Space-Based Solar vs. Conventional Solar – How Are They Different?

We all are familiar with residential and commercial solar panels. They can be found all around states like California, New York, Massachusetts, and more. The blue and black panels are very recognizable and stick out from homes or buildings with traditional rooftops.

Space-based solar, on the other hand, is a topic that even those with knowledge in home and commercial solar are not quite familiar with. So, what is solar for space like, and how is it different from conventional solar technology?

Using Solar Power in Spacecraft

Photovoltaic cells were first used on the Vanguard 1 satellite, which was launched by the US in 1958. Since then, solar technology has been greatly adapted and optimized to suit the conditions of space.

The Vanguard 1 satellite and it’s little PV cells

The conventional monocrystalline or polycrystalline solar panels that are used in residential and commercial settings are not durable enough to withstand the extreme conditions in space like excessive heat and cold, and a constant shower of solar radiation. Because of these unique environmental factors, the solar panel technology used in space is quite different from conventional panels.

Why is solar power needed on satellites?

Spacecraft and satellites in space need a tremendous amount of energy to be operational. Before solar was a viable solution for providing this power, batteries were used. The only problem is that batteries have a set capacity, and without any means to recharge these batteries, they become useless when they run out of energy.

Solar panels paired with batteries are a much better option because they provide a constant stream of renewable energy. Right now, solar is used to provide electricity to the computer systems and other systems that are used to monitor and control various parts of the spacecraft.

The ultimate goal, however, is to use solar energy to propel spacecraft and minimize or completely remove the need for other sources of fuel. This would have serious implications for space travel in a very positive way.

What solar technology do spacecraft use?

There are two types of solar cells that are common in spacecraft:

1. Silicon cells covered in thin glass, and
2. Multi-junction cells made up of gallium arsenide and other similar materials.

The silicon cells that are covered with glass are pretty similar to conventional solar panels, but they are further improved to handle radiation and extreme temperatures. This type of panel can be found on the International Space Station, which currently holds the majority of solar panels found in space.

The solar cells that are made up of gallium arsenide are much more efficient, and as a result, are sometimes a better option when physical space is a concern. These panels can reach up to around 34% efficiency vs. the 15-20% that most commercial solar panels can reach.

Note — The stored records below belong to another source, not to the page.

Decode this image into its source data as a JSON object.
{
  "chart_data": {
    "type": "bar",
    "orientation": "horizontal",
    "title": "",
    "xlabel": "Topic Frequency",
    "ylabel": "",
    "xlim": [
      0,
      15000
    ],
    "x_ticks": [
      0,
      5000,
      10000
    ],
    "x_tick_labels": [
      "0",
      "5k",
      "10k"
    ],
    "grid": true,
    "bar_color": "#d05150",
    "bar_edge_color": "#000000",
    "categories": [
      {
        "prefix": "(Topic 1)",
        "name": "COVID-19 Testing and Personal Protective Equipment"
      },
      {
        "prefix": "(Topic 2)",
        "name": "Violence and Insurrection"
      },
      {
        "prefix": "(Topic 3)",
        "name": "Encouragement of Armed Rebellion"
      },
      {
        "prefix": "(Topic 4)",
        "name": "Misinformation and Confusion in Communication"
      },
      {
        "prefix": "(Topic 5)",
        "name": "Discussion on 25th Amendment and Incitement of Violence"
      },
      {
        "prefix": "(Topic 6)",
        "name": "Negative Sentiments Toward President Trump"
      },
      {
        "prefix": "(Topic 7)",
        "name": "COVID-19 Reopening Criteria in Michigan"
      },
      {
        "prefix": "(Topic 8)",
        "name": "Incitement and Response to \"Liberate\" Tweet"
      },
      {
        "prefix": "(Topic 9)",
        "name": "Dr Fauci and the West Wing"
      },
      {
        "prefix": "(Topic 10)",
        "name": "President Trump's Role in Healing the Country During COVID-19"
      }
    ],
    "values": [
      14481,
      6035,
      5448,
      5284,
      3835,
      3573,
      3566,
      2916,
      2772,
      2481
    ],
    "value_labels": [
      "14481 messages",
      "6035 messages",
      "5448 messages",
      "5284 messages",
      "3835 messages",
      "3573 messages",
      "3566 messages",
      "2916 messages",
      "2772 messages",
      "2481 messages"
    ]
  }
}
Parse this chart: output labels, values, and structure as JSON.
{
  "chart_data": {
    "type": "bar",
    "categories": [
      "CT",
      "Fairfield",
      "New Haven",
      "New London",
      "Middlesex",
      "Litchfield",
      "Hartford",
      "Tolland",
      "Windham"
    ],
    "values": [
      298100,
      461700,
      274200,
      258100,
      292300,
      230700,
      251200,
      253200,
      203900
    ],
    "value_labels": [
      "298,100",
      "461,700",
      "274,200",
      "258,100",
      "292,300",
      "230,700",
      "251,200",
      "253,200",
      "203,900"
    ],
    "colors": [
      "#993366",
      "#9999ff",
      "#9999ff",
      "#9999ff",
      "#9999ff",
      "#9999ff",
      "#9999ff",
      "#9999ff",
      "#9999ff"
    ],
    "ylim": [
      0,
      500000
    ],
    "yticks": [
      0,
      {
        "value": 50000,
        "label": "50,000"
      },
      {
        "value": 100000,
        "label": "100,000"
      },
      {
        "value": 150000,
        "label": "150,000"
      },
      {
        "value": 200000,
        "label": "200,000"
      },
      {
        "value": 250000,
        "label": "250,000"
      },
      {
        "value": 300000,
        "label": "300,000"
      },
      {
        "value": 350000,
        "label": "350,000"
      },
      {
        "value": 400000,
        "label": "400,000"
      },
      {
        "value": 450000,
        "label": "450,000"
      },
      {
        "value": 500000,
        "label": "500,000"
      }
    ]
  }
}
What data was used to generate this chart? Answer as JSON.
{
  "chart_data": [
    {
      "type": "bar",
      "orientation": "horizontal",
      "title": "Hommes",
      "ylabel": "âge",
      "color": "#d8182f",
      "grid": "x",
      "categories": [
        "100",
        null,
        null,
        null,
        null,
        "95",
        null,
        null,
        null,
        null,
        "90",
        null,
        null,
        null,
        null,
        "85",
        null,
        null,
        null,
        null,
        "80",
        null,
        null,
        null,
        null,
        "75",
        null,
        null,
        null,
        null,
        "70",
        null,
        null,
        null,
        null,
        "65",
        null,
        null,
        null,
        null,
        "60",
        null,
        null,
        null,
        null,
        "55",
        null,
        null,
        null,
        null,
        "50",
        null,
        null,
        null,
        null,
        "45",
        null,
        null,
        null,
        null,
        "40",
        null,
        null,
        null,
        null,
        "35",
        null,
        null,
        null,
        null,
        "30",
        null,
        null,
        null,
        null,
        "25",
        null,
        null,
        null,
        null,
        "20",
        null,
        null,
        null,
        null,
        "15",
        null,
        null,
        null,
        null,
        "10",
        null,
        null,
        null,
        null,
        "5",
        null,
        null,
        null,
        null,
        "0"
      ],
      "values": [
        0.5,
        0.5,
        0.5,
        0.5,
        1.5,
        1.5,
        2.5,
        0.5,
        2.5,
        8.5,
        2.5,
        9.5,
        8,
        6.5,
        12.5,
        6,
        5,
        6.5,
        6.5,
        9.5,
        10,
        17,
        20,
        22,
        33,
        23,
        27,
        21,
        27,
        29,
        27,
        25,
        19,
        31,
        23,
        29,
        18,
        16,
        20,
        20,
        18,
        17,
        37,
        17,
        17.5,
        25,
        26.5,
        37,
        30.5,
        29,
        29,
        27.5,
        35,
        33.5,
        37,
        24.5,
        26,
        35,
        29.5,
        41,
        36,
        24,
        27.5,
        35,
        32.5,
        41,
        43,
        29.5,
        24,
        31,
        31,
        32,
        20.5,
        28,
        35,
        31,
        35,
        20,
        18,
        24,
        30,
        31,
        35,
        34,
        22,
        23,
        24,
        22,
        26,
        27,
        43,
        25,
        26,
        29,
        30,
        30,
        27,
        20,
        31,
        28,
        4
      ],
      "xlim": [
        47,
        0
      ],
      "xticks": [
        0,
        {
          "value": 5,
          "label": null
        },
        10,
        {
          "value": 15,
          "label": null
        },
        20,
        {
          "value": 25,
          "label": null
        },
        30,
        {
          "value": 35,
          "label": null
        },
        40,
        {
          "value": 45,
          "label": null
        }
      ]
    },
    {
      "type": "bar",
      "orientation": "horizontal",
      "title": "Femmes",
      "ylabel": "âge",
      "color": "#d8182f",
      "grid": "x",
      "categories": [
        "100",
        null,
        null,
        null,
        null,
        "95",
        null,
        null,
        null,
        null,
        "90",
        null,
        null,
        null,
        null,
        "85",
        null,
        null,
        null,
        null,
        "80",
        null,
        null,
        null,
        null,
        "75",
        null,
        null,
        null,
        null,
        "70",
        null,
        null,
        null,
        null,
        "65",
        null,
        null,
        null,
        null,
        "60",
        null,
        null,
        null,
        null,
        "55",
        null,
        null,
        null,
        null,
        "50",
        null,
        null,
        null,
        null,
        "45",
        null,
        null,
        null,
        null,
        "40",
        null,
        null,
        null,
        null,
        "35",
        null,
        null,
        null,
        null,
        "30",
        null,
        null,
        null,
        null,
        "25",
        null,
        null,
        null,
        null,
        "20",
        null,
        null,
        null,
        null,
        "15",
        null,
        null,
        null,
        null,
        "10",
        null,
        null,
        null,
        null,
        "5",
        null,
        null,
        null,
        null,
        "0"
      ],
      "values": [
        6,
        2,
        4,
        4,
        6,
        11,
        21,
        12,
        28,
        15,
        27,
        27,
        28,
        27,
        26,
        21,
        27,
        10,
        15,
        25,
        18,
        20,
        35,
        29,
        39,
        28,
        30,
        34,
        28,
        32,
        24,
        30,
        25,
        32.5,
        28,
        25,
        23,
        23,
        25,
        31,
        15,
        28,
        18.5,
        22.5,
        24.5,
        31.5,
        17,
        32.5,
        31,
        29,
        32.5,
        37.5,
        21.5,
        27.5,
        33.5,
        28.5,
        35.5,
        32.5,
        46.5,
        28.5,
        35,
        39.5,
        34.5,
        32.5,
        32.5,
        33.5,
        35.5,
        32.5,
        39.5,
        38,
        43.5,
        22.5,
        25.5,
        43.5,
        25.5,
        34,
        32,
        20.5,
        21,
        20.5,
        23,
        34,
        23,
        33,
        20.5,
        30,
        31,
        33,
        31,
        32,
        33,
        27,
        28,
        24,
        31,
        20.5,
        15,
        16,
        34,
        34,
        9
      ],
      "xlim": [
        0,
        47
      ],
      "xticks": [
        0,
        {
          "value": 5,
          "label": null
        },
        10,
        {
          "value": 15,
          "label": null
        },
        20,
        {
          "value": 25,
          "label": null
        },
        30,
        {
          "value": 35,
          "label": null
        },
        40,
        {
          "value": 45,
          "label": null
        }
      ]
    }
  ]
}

High-efficiency gallium arsenide panels of the Dawn satellite

Satellites in space are also equipped with solar panels that can follow the direction of the sun to maximize their absorption of sunlight. Sun rays in space are even more abundant than on Earth, due to the absence of an atmosphere. About 55-60% of solar energy gets either reflected or absorbed on its way to Earth’s surface through clouds, gases, and dust.

The solar panels found in many satellites in space also include a folding structure that allows the panels to expand while the spacecraft is in orbit. This format is also used in the International Space Station.

Lastly, the solar panels in space do not need to convert DC electricity into AC. On Earth, your electricity all of your electronics run on AC power. This is why it is necessary to have a solar inverter to convert the base DC electricity from your panels into AC. AC power is also useful for transmitting electricity over long distances.

Because the electricity that a satellite in space or other spacecraft does not need to travel these distances, it can stay in the DC format. This also helps reduce the amount of hardware needed for these systems.

Space Solar Tech is Built More Durable and Efficient

Overall, there are many similarities between space-based solar panels and conventional solar panels. They both include cells that are made of conductive material (usually silicon) and are fit into arrays. The biggest difference has to do with the overall quality and durability of the modules.

In space, there is extreme heat, cold, and radiation. This is accounted for in space-based solar panels and naturally influences the state of the hardware. Also, NASA is constantly experimenting with different semiconductor materials for producing better solar cells for space. Gallium arsenide is one example of this, and there should be many new innovations on the way!